Roberto Bolaño has received a lot of hype lately. Well, at least at my local book store, Green Apple Books, he is adored with a reader recommendation card on every one of his novels and the jacket cover to The Savage Detectives is full of praise about how Bolaño is “his generation’s premier Latin American writer,” and that he is the “brightest hope for the future of South American literature. Having read only one of his novels I’m not convinced that Bolaño deserves the accolades of these profound claims but I’ll concede that the The Savage Detectives is a decent and original work of fiction.
The novel is divided into three parts: parts 1 and 3 are pages from the 1975 and 1976 diaries of 17 year old student and aspiring poet Juan García Madero. Madero is part of group of Mexican poets dubbed the Visceral Realists, a 1970’s movement centered around the poets Arturo Belano (a mirror for the author Roberto Bolaño) and Ulises Lima. In the 1975 diary pages we witness Madero and the other Visceral Realists spend their time having sex, discussing poetry, smoking pot and going from one odd job to another. In half an effort to protect a prostitute and half an effort to seek out Cesárea Tinajero the founder of Visceral Realism, Belano, Lima, Madero, Lupe (the prostitute) and Quim (another poet) drive off in Quim’s car on New Year’s Eve to the Sonora desert. And with that – part 1 is left in the dust of the tires heading off to the desert and Part 2 takes a completely different spin with over 400 pages of short story narration told from multiple perspectives of people who have either known or bumped into Belano or Lima over a 20 year period spanning 1976 to 1996. In Part 2 there is little mention of the adventure into the Sonora desert but Part 3 picks up exactly where Part 1 left off on January 1st of 1976.
My hesitation to praise Bolaño for The Savage Detectives is that I found the first part of The Savage Detectives utterly boring without much inspiration. In this section elapsing 124 pages there was a lot of talk about reading, writing, and reciting poetry but there were few examples of the poetry that all these characters were invested in writing. Furthermore, Visceral Realism never received an adequate description about what makes a poem specific to the Visceral Realism movement. This results in a lot of empty talk with little substance that did not provide this reader with any reason to identify with the characters and their excitement about Visceral Realism. Perhaps Bolaño’s intent was to paint a picture of a generation of students and artists filled with vacant hope. If that is the case, I’d hardly call that genius. So after finishing Part 1 The Savage Detectives sat on my shelf for 2 years. However, as I have returned to Green Apple time and time again I have been affronted with placards praising Bolaño’s genius so I recently decided to pick up the challenge and return to this novel.
With the ever changing first person narratives covering a mysterious cornucopia of travels and real life experiences in Mexico, Paris, Barcelona, Tel Aviv, Nicaragua, San Diego, and Liberia Part 2 is definitely more interesting than Part 1. Each story is unique in itself and the only theme connecting the stories told by over 2 dozen narrators is that at one point in time the narrator either knew, was intimate with, or merely bumped into Arturo Belano or Ulises Lima. To that affect, Part 2 takes on the “detective” theme as the reader is challenged to figure out what happened to Belano and Lima after they disappeared into the Sonora desert. These two poets who were once the center of a movement slowly declining into obscurity as one or the other are arrested for different violations, spend periods hawking drugs, get married, get divorced, struggle for work, suffer hunger and disease, and even disappear unknown for long periods of time. In a sense the decline of Belano and Lima is a metaphor for the decline of Mexico.

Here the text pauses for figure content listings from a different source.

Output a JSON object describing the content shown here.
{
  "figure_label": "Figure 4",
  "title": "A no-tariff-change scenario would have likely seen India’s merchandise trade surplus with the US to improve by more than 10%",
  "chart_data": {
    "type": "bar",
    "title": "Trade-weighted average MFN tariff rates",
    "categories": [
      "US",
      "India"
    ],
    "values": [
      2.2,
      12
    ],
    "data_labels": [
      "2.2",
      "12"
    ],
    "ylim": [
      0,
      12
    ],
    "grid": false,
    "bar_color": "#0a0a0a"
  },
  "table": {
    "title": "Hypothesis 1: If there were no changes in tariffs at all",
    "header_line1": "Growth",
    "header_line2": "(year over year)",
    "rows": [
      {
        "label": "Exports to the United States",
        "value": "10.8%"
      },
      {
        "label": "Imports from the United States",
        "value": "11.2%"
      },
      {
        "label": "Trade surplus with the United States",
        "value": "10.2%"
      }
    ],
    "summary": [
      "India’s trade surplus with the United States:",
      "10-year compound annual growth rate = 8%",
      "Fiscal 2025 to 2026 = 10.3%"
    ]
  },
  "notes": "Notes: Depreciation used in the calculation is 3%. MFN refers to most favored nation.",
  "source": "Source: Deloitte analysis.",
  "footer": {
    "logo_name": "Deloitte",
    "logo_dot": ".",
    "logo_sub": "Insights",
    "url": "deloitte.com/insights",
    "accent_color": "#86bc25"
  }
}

Part 2 is still writhe with literary name dropping and empty talk about talking about writers and writing. The novel could have benefited from editing maybe 200 pages out of the 570 page goliath with 50 taken from Part 1 and 150 taken from Part 2. I wouldn’t touch Part 3 though. The action that takes place after Belano, Lima and company discover the original Visceral Realist Cesárea Tinajero has a poetic effect that ties together the vision of the The Savage Detectives.
Would I recommend this book to another? No. However, I am intrigued by Bolaño and I will make an effort to read one of his shorter novels to give him credit for the effort put into The Savage Detectives.